TÜRKİYE YÜZYILI VE YENİ DÖNEM HEDEFLERİ
Erdoğan, Türkiye’nin yeni bir dönemin eşiğinde olduğunu belirterek, milletin destek ve sabır göstermesinin önemine değindi:
“Yeni bir dönemin arifesindeyiz. Hala çözmemiz gereken sorunlar var. Ancak Türkiye, yeni kapıları ve fırsatları değerlendiriyor. Türkiye Yüzyılı, milletimizin birliği ve dirliği için önemli bir dönemeçtir.”
SURİYE VE BÖLGE POLİTİKALARI
Cumhurbaşkanı, Suriye’deki gelişmelere ilişkin şu değerlendirmelerde bulundu:
“Suriye’nin başındaki rejim 61 yıllık zulmün ardından düşerken, Esad bir gecede kaçtı. Şimdi Suriye yeniden özgürleşme yolunda ilerliyor. Türkiye’nin bölgede ne işi var diyenler, tarihlerini ve medeniyet değerlerini bilmeyenlerdir.”
MUHALEFETE ELEŞTİRİ
Erdoğan, CHP ve muhalefeti de eleştirerek, Türkiye’nin kazanımlarına yönelik yaklaşımlarını eleştirdi:
“Türkiye’nin kazanımlarına kulp takmak için uğraşanlar, artık siyaset değil psikiyatrinin konusudur. Ülkemizin başarılarına şaşı bakanlar, kendi tarihlerinden bihaberdir.”
MUHACİR NEDİR?
Muhacir, Arapça kökenli bir kelime olup, genel anlamda "göç eden kişi" anlamına gelir. Türkçe'de özellikle tarihsel ve sosyokültürel bağlamlarda farklı şekillerde kullanılmıştır.
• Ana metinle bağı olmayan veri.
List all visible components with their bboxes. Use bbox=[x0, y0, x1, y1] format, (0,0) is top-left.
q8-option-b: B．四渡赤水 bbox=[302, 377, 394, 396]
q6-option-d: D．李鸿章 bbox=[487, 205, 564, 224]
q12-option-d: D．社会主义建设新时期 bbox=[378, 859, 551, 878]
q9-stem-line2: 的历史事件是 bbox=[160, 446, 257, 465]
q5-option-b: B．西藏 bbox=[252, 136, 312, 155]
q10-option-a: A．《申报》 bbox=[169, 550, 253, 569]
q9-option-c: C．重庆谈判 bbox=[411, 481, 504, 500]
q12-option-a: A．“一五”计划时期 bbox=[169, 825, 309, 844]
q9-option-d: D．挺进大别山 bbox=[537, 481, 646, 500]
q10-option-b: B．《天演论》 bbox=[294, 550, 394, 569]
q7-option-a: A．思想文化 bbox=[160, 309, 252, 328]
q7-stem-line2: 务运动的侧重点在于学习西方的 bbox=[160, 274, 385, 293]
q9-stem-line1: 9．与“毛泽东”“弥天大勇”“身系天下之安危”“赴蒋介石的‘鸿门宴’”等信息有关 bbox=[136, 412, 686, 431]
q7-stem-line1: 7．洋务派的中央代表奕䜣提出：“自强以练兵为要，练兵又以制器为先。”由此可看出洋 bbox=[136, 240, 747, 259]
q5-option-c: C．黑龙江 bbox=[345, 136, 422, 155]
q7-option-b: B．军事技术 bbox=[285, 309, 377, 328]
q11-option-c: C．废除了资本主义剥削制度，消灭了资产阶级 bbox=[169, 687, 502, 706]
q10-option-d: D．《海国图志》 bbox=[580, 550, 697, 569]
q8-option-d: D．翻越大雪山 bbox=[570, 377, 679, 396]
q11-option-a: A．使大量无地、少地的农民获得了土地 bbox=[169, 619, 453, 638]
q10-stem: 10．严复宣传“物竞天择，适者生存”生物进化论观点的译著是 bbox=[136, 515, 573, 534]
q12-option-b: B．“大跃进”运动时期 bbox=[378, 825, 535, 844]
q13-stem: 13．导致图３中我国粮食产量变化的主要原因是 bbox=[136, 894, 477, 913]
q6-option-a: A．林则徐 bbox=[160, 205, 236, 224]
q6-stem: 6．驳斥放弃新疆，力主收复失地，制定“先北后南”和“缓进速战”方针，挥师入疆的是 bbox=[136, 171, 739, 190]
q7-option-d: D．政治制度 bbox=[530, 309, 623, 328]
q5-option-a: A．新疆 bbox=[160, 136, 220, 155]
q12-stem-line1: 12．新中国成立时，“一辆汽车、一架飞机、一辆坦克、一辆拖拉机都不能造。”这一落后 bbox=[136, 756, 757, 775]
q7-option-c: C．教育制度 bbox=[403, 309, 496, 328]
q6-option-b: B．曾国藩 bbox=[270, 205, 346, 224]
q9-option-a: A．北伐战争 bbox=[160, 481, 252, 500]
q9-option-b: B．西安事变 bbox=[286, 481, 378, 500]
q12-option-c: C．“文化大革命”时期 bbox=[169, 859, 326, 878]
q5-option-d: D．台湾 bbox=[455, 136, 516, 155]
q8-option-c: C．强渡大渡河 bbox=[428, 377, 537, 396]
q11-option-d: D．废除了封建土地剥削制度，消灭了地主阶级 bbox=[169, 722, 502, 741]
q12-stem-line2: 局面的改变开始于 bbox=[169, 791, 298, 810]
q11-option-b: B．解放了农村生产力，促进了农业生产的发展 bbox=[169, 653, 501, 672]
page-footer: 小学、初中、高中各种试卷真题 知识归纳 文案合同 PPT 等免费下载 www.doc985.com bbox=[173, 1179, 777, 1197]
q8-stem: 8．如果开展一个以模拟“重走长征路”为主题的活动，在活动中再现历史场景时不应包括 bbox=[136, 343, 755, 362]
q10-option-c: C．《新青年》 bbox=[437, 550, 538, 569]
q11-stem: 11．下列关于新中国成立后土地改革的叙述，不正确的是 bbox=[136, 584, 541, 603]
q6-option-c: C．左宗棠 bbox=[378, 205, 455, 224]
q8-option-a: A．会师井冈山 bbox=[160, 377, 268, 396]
Muhacir Kavramının Tanımı ve Tarihsel Bağlamı
Genel Anlamda Muhacir:
Muhacir, doğduğu veya yaşadığı topraklardan başka bir bölgeye, çeşitli nedenlerle göç eden kişiyi ifade eder. Bu göç, genellikle savaşlar, doğal afetler, ekonomik sebepler veya zorunlu yer değiştirme gibi nedenlerle gerçekleşir.
İslam Tarihindeki Muhacir:
İslam tarihinde "muhacir" terimi, Mekke'den Medine'ye hicret eden Hz. Muhammed ve sahabeler için kullanılmıştır. Bu kişiler, İslam’ı özgürce yaşamak ve baskılardan kurtulmak için göç etmişlerdir. Bu bağlamda, "muhacir" kelimesi, dinî bir önem ve saygı içerir.
Osmanlı ve Cumhuriyet Döneminde Muhacir:
Osmanlı İmparatorluğu’nun son dönemlerinde ve Türkiye Cumhuriyeti’nin ilk yıllarında, özellikle Balkanlar ve Kafkasya gibi Osmanlı hâkimiyetinden çıkan bölgelerden Türkiye’ye göç eden Türk ve Müslüman nüfus için de "muhacir" terimi kullanılmıştır.
Bu muhacirler, kültürel çeşitlilik ve nüfus yapısının şekillenmesinde önemli bir rol oynamıştır.
Modern Kullanım
Günümüzde muhacir kelimesi, genellikle mülteci veya sığınmacı kavramlarıyla eş anlamlı kullanılmakla birlikte, tarihi bağlamından dolayı daha geniş bir anlam taşır. Örneğin:
Suriye, Afganistan veya başka ülkelerden gelen göçmenler için de kullanılabilir.
Muhacir terimi, tarihsel olarak zorunlu göç ve insani dayanışma kavramlarını da içerir.
Muhacir ve Ensar Kavramı
İslam tarihindeki "muhacir" kavramıyla birlikte, "ensar" (Medine halkı, göçmenlere yardım eden kişiler) kavramı da anılır. Bu ikili kavram, toplumsal dayanışmayı ve yardımseverliği temsil eder. Modern bağlamda da muhacirlerle yerel halk arasındaki ilişkiyi tanımlamak için kullanılabilir.